It was the same for Weis. But his personality has sold well in South Bend. Players, boosters, everyone is buying. And to think, he hardly said a word during his NFL career as an assistant.
"It's, `Well, he has no personality,'" Weis said. "How would they know? I never talked the whole time I was in New England. Now, I'm here. And I think my personality meshes well with this school. It might not fit in every school. It might not be the best fit in a lot of places. I just think I'm a good fit here."
The right interlocking of personality and program is the same for Carroll. All energy all the time, he breathes the college scene. Once mocked for taking the Jets bowling during the 1994 season, his kumbaya style goes down easy at USC. Every program wants their own Carroll, sparking a spike in the collegiate hiring spree of NFL coaches.
"Pete is the bar, and everyone knows that," Weis said.
Carroll is true to himself. And so is Weis.
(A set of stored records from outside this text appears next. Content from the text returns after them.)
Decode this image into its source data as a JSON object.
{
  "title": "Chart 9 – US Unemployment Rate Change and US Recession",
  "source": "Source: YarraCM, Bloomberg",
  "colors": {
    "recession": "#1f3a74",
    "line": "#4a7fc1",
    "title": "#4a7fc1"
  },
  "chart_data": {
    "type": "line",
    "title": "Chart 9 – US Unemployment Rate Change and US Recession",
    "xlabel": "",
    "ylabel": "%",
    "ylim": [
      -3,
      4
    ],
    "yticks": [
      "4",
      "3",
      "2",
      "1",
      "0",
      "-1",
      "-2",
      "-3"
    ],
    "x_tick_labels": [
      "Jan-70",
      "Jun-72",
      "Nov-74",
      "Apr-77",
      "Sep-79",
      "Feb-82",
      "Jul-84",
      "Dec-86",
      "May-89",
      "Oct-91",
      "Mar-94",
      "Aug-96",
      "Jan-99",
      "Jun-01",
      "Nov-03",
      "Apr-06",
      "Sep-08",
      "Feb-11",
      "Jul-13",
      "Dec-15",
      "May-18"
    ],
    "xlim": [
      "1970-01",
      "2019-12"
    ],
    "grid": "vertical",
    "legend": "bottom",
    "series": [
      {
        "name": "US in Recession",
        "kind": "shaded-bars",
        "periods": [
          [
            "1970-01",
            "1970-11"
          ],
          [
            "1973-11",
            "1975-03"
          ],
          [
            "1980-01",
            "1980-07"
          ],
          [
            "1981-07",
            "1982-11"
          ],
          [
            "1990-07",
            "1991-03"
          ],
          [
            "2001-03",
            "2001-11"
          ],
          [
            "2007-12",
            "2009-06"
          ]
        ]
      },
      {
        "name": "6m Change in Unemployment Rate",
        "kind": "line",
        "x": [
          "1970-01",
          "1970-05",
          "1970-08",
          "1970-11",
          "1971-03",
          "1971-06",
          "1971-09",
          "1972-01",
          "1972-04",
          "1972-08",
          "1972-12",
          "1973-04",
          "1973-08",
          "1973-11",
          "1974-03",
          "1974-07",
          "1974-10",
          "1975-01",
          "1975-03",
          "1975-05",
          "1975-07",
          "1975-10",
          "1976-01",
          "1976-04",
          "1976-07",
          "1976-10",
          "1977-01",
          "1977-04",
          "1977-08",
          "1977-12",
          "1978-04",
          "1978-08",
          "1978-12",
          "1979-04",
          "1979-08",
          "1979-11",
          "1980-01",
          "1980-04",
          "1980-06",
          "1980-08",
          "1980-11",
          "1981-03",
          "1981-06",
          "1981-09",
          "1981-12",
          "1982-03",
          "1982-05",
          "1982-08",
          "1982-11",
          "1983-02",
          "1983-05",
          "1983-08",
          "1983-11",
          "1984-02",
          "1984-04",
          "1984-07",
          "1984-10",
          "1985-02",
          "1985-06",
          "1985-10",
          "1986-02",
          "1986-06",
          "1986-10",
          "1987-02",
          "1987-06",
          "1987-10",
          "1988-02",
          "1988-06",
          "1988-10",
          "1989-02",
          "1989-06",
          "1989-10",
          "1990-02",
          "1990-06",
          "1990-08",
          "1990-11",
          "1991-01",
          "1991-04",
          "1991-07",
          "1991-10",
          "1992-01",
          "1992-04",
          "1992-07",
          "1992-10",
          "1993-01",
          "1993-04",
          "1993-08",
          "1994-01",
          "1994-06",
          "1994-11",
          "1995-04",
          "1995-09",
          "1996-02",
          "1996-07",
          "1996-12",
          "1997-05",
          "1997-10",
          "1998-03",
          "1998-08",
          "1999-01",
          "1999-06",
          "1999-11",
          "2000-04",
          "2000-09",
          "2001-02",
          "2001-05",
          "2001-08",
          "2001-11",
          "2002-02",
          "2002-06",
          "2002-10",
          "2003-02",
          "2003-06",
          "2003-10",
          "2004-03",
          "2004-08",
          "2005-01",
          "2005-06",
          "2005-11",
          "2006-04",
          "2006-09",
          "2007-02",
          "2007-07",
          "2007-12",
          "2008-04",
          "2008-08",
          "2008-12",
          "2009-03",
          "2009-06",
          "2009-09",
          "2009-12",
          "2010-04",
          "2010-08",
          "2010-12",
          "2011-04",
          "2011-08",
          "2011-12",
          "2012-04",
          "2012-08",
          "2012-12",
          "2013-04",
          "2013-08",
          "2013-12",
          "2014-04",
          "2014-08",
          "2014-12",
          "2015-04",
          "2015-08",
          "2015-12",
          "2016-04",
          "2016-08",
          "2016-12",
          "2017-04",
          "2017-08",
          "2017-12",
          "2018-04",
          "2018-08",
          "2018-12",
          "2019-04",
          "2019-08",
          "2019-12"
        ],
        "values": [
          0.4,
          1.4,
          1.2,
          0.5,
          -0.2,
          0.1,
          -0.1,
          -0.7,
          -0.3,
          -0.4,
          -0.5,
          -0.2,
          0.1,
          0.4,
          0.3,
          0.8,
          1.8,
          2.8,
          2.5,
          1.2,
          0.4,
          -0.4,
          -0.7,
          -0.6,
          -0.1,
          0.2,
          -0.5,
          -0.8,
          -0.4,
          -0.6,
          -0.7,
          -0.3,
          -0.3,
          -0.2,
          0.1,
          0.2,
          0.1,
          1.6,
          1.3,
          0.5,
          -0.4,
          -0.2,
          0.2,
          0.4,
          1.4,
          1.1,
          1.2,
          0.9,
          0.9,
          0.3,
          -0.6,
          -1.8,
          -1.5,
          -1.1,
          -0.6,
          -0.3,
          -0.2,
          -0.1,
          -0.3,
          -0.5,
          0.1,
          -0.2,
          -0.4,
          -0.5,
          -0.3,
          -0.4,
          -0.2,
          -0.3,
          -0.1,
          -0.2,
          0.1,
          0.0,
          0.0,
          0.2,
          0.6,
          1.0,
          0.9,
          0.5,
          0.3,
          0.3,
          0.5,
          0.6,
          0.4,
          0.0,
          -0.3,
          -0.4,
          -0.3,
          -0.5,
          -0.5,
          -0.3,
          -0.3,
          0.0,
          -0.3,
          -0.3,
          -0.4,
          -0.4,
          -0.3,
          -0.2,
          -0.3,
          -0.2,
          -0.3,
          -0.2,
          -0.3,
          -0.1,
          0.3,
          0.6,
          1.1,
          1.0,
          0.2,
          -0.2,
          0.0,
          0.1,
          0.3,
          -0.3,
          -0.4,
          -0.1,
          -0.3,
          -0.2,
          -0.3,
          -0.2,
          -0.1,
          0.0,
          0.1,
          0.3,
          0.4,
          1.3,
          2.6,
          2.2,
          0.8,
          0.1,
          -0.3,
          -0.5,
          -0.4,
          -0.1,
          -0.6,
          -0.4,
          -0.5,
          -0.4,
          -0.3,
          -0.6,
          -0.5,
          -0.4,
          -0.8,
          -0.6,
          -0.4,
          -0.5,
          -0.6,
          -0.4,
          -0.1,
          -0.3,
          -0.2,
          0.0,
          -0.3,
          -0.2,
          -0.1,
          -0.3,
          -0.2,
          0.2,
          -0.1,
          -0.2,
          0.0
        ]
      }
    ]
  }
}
It was just hard to get to know him behind the wall established by Belichick and Parcells.
"People were always in your ear saying you're being held back because people don't know who you are," Weis said. "You're not out there. The flipside of that -- especially now that I'm a head coach -- I understand more why they did what they did. The flipside is, it kept the staff more unified because there was that one-voice approach."
He might have to share stage space with the Irish's lucky charm, Regis Philbin, but Weis is the voice of the Notre Dame program. Who knew he had just the right touch of rah-rah?